President Trump announced this week the United States would be withdrawing from the historic Cold War era arms control agreement known as the Intermediate-Range Nuclear Forces Treaty (INF Treaty). His reason was that the Russians have been cheating – this is not news, it happened under the previous administration starting in 2009 and was admitted by our intelligence agencies in 2014.
The INF Treaty was the first of its kind – not a treaty to limit testing or to limit how many nuclear weapons could be added to our inventory, but an actual reduction and elimination of an entire class of nuclear weapons. It was an historic achievement, unprecedented in the modern era and one that would cement the historic greatness of President Reagan and help consign the Soviet Union to the “…ash-heap of history.”
Why would President Trump withdraw the United States from such an important treaty between our country and Russia?
It is actually rather easy to understand.
First some INF Treaty history.
Reagan and Gorbachev negotiated the treaty in response to the Soviet Union’s buildup of SS20 missiles in Eastern Europe. The United States responded in kind with the deployment of Pershing II missiles to West Germany. Some have forgotten, and younger people have not been taught, the deep anger and resentment towards the United States by Western Europeans who did not want additional US nukes in Europe. Riots and protests were held for weeks throughout Europe, and millions participated. Given the polarized politics of our today, we are quick to forget Reagan’s arms buildup and the global fear of a US-Soviet nuclear exchange back in the early 1980s caused widespread political conflict with our NATO and European allies.
Reagan correctly believed in 1980, when he was elected, that the Soviet system could not keep up with American freedom, democracy, and capitalism, and he was right. Facing terminal bankruptcy, the Soviets cut deals to help reduce their own growing budget deficits. Unlike previous treaties such as SALT I and SALT II, which simply capped the growth rate of nuclear weapons, the INF Treaty required both sides to eliminate the entire class of intermediate range weapons and remove their deployment from Europe.
So why has Trump opted out? Today, in the 21st Century, this is a no-brainer.
The Top 3 Reasons Trump had to Withdraw the United States from the INF Treaty:
- “The treaty never applied to anyone else … specifically China”: The treaty was not a global ban on the intermediate range nuclear missile, it was simply a ban on the Soviet Union and the United States possessing the weapon. In 1987, we were the only two countries who possessed the weapon, and the only two – at the time – who could build such a weapon for the foreseeable future. That is no longer the case. The Chairman of the Joint Chiefs of Staff Joseph Dunford recently testified before Congress that China now has “…significant capability in the realm of short range and intermediate range missile technology … they have deployed more than 2000 weapons in the field that we can verify, and enjoy a global superiority in the numbers of such weapons.” A treaty which does not allow America to have a weapon that potential enemies do have is not a treaty worth keeping.

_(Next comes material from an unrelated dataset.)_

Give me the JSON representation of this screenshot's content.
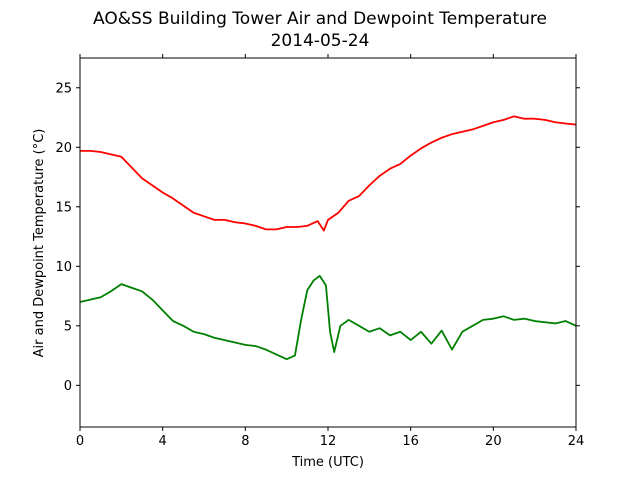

- “The treaty is obsolete for the modern era”: Anti-access/Aerial denial … drone swarms … AI guided cruise missiles … EMP pulse … malware … an intermediate range nuclear missile is an important in-theater weapon for a global exchange between global superpowers. But it presupposes the nature of warfare will remain the purview of destroying the planet in a mutually assured destructive fight. It is unlikely that the Russians – atheist under communism, and nominally orthodox Christian under Putin – want to blow up Western Europe and have nothing but radiation and flattened earth to conquer. They benefit much more from a thriving political economy in Europe which they can buy from, or they can steal, the modern technological advances of the Western world. While important to have if they have, they are not a risk to the continental US … only the Europeans. Who ironically, don’t want them.
- “The Russians are cheating, pure and simple”: The signing of the INF Treaty in 1987 included one of the great lines from the Great Communicator himself: “Trust, but verify.” The strict verification standards eroded over time as most of the weapons were dismantled. At some point in 2009, the US became aware of multiple INF missiles being manufactured and deployed by the Russians in violation of the treaty (In this case the 9M729 Ground Launched cruise missile, which replaced the 1980’s era SS20’s). This was then admitted publicly by the Obama Administration and not denied by the Russians. They simply say that we were in breach first. The blatant cheating continues, and combined with Chinese missiles, both countries have technological and numerical superiority over US forces in NATO and in the Pacific.
There is nothing wrong with admitting that the time of a particular agreement has expired, that the other party is violating the terms of the agreement, and then terminating the agreement. This is the current circumstance we find ourselves in, and it is the right move for now.
It would be great if international relations could be reduced to the simpleton answers of the peace movement, or the ideological beliefs of the left. But sober minded leadership charged with protecting Americans knows better. The INF Treaty was an historic moment for peace on Earth, it helped bring an end to the Cold War, and was the signature achievement of President Ronald Reagan. But with Russians cheating, it is also a treaty we can no longer keep.